In recognition of Gallas’ commitment and service to ASPA, the society is collecting tributes from friends, ASPA members, students and others who knew or were inspired by Gallas.To submit a tribute for inclusion in PA TIMES, print and online editions, please send tribute along with your name, title and affiliation to ASPA’s Communications Director Melissa Williams at email@example.com.
Gallas’ official obituary is reproduced below.
Nesta Mabyn Gallas died in Rancho Palos Verdes, California, 11 August 2012. She was born in Herne Bay, England, on 29 August 1917, the second daughter of William Pring Williams and Katherine Tardrew. Nesta moved to California with her family in 1923. They settled in Santa Monica. She entered college at the age of fifteen and received her Bachelor of Arts degree in Psychology with honors from UCLA in 1938. While at UCLA she was the May Day Queen and played the cello in the Los Angeles Philharmonic Orchestra and chamber music at the Biltmore Hotel.
Following graduation, Nesta worked for the Los Angeles County Civil Service from 1938 to 1942 where she met her future husband, Edward Gallas.

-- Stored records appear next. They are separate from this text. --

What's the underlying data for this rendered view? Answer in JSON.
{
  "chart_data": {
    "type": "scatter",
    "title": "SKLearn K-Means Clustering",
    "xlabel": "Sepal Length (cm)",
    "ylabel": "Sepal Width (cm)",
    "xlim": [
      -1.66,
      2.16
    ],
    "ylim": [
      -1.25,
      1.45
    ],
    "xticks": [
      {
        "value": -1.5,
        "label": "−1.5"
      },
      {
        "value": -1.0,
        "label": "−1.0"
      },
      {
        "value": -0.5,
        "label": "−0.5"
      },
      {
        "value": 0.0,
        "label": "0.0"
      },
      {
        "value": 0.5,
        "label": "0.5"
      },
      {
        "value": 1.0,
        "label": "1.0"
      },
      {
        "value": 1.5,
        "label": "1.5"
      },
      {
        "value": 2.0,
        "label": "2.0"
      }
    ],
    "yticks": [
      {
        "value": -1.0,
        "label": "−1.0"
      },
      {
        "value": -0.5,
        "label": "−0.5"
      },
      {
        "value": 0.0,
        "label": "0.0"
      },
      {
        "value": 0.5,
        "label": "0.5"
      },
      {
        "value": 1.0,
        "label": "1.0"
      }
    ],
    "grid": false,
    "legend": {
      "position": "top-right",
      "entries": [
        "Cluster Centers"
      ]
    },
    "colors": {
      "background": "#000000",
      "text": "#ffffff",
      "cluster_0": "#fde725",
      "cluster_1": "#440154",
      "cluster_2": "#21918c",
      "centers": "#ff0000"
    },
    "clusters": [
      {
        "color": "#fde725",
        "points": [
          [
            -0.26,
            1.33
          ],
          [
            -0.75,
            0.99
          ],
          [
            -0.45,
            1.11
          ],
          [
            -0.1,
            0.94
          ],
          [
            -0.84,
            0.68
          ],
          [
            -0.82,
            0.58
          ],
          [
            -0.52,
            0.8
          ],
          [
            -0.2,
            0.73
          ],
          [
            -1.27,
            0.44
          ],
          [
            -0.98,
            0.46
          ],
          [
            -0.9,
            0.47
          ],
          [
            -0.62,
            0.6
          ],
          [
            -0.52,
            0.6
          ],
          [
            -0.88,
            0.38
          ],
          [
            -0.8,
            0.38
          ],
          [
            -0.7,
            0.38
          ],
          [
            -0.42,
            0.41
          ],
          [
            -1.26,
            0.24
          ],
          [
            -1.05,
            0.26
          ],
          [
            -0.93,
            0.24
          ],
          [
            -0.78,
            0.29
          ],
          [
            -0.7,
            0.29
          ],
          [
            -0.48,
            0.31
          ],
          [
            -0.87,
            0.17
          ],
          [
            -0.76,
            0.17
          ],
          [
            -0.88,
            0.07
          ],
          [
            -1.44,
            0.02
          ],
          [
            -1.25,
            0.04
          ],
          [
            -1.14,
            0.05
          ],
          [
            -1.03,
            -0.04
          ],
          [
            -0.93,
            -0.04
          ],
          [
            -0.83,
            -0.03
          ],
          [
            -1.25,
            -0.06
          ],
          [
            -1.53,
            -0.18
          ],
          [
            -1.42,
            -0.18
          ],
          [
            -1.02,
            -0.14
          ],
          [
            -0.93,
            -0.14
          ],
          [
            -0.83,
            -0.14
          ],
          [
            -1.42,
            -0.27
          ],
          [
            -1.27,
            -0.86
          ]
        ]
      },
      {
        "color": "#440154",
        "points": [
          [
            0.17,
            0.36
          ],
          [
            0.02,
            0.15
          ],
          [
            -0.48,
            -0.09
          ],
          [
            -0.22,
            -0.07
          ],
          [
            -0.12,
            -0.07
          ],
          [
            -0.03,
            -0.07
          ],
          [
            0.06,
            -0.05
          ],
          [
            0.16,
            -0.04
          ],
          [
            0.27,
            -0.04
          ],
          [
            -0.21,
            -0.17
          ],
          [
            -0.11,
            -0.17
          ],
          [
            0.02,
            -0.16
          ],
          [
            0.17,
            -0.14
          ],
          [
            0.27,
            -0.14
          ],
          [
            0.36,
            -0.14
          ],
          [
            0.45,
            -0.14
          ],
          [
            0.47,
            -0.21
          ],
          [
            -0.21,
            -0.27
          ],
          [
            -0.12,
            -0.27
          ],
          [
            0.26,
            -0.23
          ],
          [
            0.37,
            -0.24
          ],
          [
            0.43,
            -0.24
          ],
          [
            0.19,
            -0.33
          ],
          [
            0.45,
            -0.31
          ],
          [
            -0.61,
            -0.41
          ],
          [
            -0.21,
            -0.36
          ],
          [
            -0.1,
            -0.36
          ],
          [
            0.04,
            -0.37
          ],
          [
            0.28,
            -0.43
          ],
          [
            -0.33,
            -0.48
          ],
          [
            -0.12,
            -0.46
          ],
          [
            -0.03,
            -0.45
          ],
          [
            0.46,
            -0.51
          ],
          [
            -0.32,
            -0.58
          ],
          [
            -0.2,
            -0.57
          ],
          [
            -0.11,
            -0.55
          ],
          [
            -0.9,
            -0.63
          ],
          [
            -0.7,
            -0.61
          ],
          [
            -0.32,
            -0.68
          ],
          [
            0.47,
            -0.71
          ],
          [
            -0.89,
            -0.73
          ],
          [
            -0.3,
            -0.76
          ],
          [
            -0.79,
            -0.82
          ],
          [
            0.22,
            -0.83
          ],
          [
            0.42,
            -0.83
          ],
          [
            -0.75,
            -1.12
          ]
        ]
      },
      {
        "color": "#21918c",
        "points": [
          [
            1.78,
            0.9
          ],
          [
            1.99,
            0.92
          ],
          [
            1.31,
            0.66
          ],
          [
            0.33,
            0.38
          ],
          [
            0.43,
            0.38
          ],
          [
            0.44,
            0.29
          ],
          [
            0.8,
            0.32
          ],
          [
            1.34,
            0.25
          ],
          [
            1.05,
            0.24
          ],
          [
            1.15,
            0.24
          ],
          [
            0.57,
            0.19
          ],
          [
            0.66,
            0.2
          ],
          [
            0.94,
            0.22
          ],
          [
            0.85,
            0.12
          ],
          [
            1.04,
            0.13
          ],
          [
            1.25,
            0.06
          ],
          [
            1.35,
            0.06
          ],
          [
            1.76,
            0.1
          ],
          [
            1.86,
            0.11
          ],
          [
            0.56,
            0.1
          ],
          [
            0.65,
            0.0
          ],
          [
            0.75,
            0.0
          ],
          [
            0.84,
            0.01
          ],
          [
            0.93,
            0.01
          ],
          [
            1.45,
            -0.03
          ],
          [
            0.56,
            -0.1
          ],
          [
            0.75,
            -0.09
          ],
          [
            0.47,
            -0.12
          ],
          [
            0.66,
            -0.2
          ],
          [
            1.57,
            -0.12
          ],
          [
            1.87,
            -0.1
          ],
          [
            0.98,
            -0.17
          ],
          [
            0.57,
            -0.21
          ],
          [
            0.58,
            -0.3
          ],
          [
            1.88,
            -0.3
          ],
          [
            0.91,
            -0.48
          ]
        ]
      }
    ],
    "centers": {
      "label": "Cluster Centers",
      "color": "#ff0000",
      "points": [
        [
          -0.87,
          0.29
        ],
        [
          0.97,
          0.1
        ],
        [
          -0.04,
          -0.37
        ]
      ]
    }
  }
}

Edward and Nesta married in Cambridge, Massachusetts, in 1943. Following Edward’s service in the Navy during the War, they moved first to Northern California and then with two sons to Honolulu where she worked for the Civil Service Commission and had two daughters.
From 1953 to 1958, Nesta was the first female Personnel Director for the City and County of Honolulu. The family than moved to Los Angeles where she studied for and received a Master’s and Doctorate in Public Administration at the University of Southern California in 1967 and served on the faculty.

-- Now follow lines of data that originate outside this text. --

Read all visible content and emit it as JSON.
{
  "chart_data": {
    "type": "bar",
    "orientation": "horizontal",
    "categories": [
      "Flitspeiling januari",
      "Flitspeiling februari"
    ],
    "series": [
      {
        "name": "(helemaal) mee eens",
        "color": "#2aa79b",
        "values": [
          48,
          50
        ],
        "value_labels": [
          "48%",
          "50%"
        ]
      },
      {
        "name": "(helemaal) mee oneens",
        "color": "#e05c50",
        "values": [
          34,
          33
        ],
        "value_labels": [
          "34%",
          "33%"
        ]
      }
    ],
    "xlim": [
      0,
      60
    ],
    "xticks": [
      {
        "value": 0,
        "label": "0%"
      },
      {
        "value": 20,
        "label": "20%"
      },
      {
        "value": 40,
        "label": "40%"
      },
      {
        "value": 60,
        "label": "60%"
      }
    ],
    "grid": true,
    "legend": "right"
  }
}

Following relocation to New York City, Nesta worked at the United Nations as a Public Administration Officer. From 1968 to 1986 she was a professor at City University of New York, John Jay College of Criminal Justice, where she was also the Dean of Graduate Studies. She became Professor Emeritus in 1986.
Widely published and a mentor for many women and men, Nesta was active in professional organizations throughout her career. She was elected to membership as a Fellow of the National Academy of Public Administration in1973. She was the first woman president of the American Society for Public Administration, 1976-77, and she received its Cushman Award for outstanding achievement in advancing the practice of public administration. Nesta co-authored with Edward Gallas and Ernest Friesen the seminal textbook on court management, Managing the Courts.

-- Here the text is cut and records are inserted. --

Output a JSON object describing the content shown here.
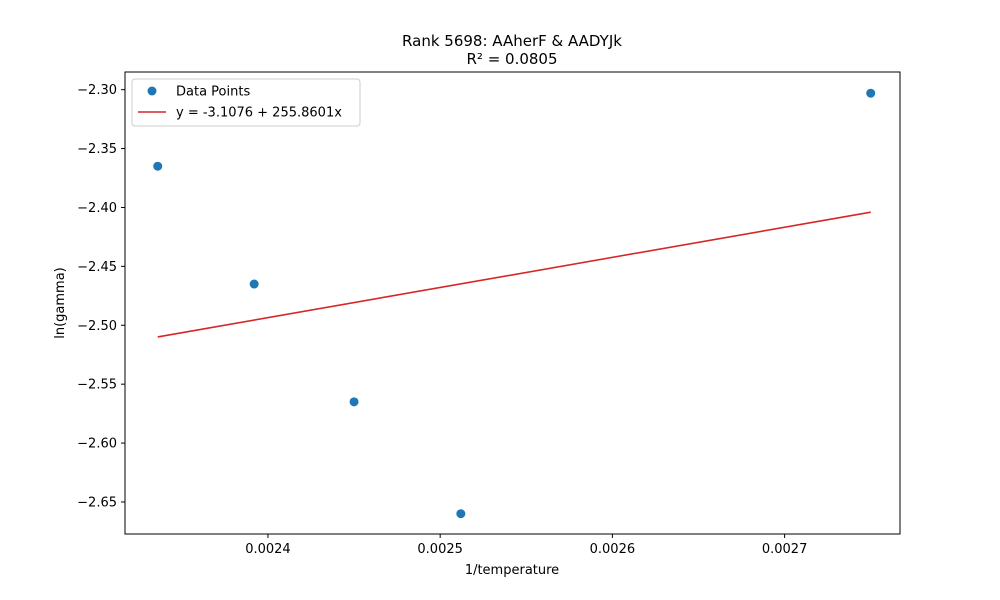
{
  "chart_data": {
    "type": "scatter",
    "title": "Rank 5698: AAherF & AADYJk",
    "subtitle": "R² = 0.0805",
    "xlabel": "1/temperature",
    "ylabel": "ln(gamma)",
    "xlim": [
      0.002317,
      0.002767
    ],
    "ylim": [
      -2.6772,
      -2.285
    ],
    "xticks": [
      0.0024,
      0.0025,
      0.0026,
      0.0027
    ],
    "xtick_labels": [
      "0.0024",
      "0.0025",
      "0.0026",
      "0.0027"
    ],
    "yticks": [
      -2.3,
      -2.35,
      -2.4,
      -2.45,
      -2.5,
      -2.55,
      -2.6,
      -2.65
    ],
    "ytick_labels": [
      "−2.30",
      "−2.35",
      "−2.40",
      "−2.45",
      "−2.50",
      "−2.55",
      "−2.60",
      "−2.65"
    ],
    "grid": false,
    "legend_position": "top-left",
    "series": [
      {
        "name": "Data Points",
        "kind": "scatter",
        "color": "#1f77b4",
        "x": [
          0.002336,
          0.002392,
          0.00245,
          0.002512,
          0.00275
        ],
        "y": [
          -2.365,
          -2.465,
          -2.565,
          -2.66,
          -2.303
        ]
      },
      {
        "name": "y = -3.1076 + 255.8601x",
        "kind": "line",
        "color": "#d62728",
        "intercept": -3.1076,
        "slope": 255.8601,
        "x": [
          0.002336,
          0.00275
        ]
      }
    ]
  }
}
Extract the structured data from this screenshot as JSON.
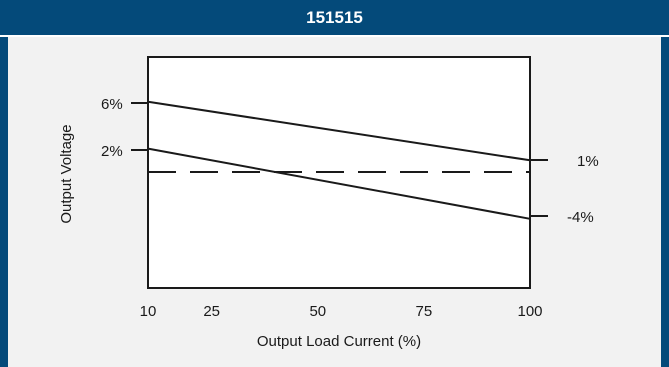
{
  "chart_data": {
    "type": "line",
    "title": "151515",
    "xlabel": "Output Load Current (%)",
    "ylabel": "Output Voltage",
    "x_ticks": [
      10,
      25,
      50,
      75,
      100
    ],
    "xlim": [
      10,
      100
    ],
    "left_labels": [
      "6%",
      "2%"
    ],
    "right_labels": [
      "1%",
      "-4%"
    ],
    "series": [
      {
        "x": [
          10,
          100
        ],
        "y": [
          6,
          1
        ],
        "style": "solid"
      },
      {
        "x": [
          10,
          100
        ],
        "y": [
          2,
          -4
        ],
        "style": "solid"
      },
      {
        "x": [
          10,
          100
        ],
        "y": [
          0,
          0
        ],
        "style": "dashed"
      }
    ],
    "colors": {
      "header": "#044a7a",
      "background": "#f2f2f2",
      "plot": "#ffffff",
      "line": "#1a1a1a"
    }
  }
}
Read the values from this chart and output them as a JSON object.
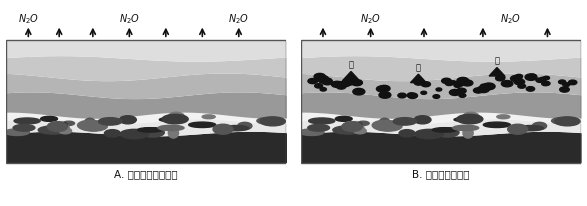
{
  "title_A": "A. 不施加某体的土壤",
  "title_B": "B. 施加某体的土壤",
  "coal_label": "某",
  "fig_width": 5.87,
  "fig_height": 2.07,
  "bg_color": "#ffffff",
  "coal_color": "#111111",
  "arrow_color": "#111111",
  "text_color": "#111111",
  "border_color": "#555555",
  "layer_top_light": "#d9d9d9",
  "layer_upper_mid": "#b8b8b8",
  "layer_mid": "#a0a0a0",
  "layer_lower_mid": "#888888",
  "layer_pebble_white": "#f2f2f2",
  "layer_bottom_dark": "#2a2a2a",
  "pebble_colors": [
    "#3a3a3a",
    "#555555",
    "#777777",
    "#222222",
    "#666666",
    "#444444"
  ]
}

After retirement, Nesta and Edward worked together on numerous international projects for the World Bank and the State Department (US AID). Their work took them to Jamaica, Moldova, Thailand, and China, among other locations.
Nesta loved art, wine, family and friends. She was a master of drawing people out and never ceased to ask difficult questions, while simultaneously maintaining her own fierce privacy. A lifelong gardener, she designed and tended orchids at her home in Palos Verdes, California, and she created a “things found” sculpture garden in Point Pleasant, Pennsylvania. Even up to the final moments of her life, Nesta had a passion for examining and understanding her experience.
She was predeceased by Edward Gallas, her beloved husband of sixty-seven years and lifelong colleague. She is survived by her four children: Geoff Gallas of Philadelphia, William (Boo) Gallas and wife, Diane Graner Gallas of Manhattan Beach, California, Karen Gallas and husband, Dave Edwards of Peacham, Vermont, and Stephanie Gallas of Vergennes, Vermont; eleven grandchildren and three great grandchildren.